10:30 A — 9:30 P
- mount non-post fixed bcd-STORM 647 labeled embryos
- post-fix remaining embryos
- No apparent bcd signal viewed on epi-fluorescence from STORM 647 label.
- Trying direct label with Alexa-647 anti-rabbit and Alexa-555-anti sheep (to cross react with hb anti-goat). Incubating 2.5 hours.
- Revise NSF proposal with recommendations from MB and send back for feedback.
- Primary antibodies don’t seem to react — no signal detected.

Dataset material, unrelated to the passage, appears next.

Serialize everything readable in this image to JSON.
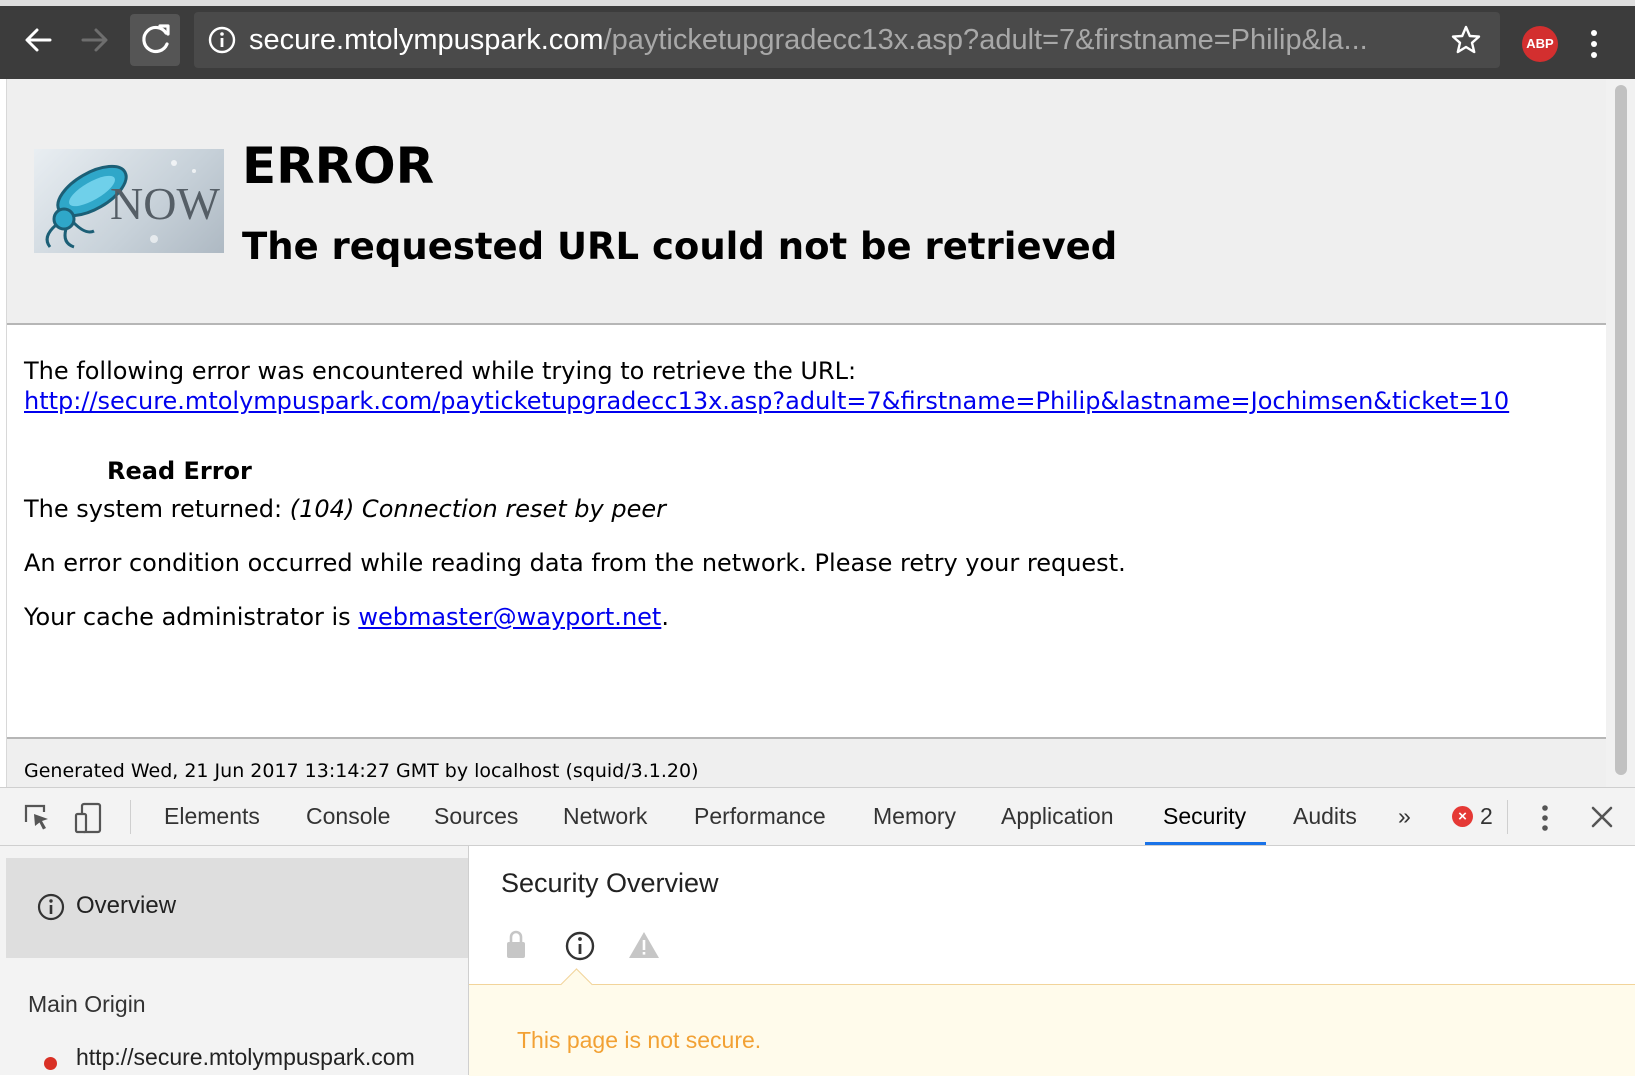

- Repeating antibody labeling using primaries at 1:100 at 4C overnight. Also test new laminin antibody. Using histone-GFP embryos as a labeling / detection control.
- Combinations Primaries:
C a-GFP + Rb a-Bcd + Gt a-Hb
C a-GFP + Rab a-Lamin + Gt a-Hb - Secondaries:
705 Dk a-C + A647 Dk a-Rb + A555 Dk a-Shp
705 Dk a-C + S647 Dk a-Rb + A563 Dk a-Gt
705 Dk a-C + A647 Dk a-Rb + A563 Dk a-Shp
705 Dk a-C + S647 Dk a-Rb + A555 Dk a-Gt - Bcd A-647 does work fine. Bcd 405-647 STORM dye also stains. Need lights off and 60x objective to see on Turnkey. STORM labeled Bcd 10x or more dimmer.
- Scan RSS literature feeds. Highlights: Cohesin binds PcG target genes whose expression goes up on Cohesin knockdown. Selectively targets paused genes (Gilmour +). Does cohesin increase long range enhancer repression by helping looping or help with chromatin compaction? Evidence for repressive loop formation?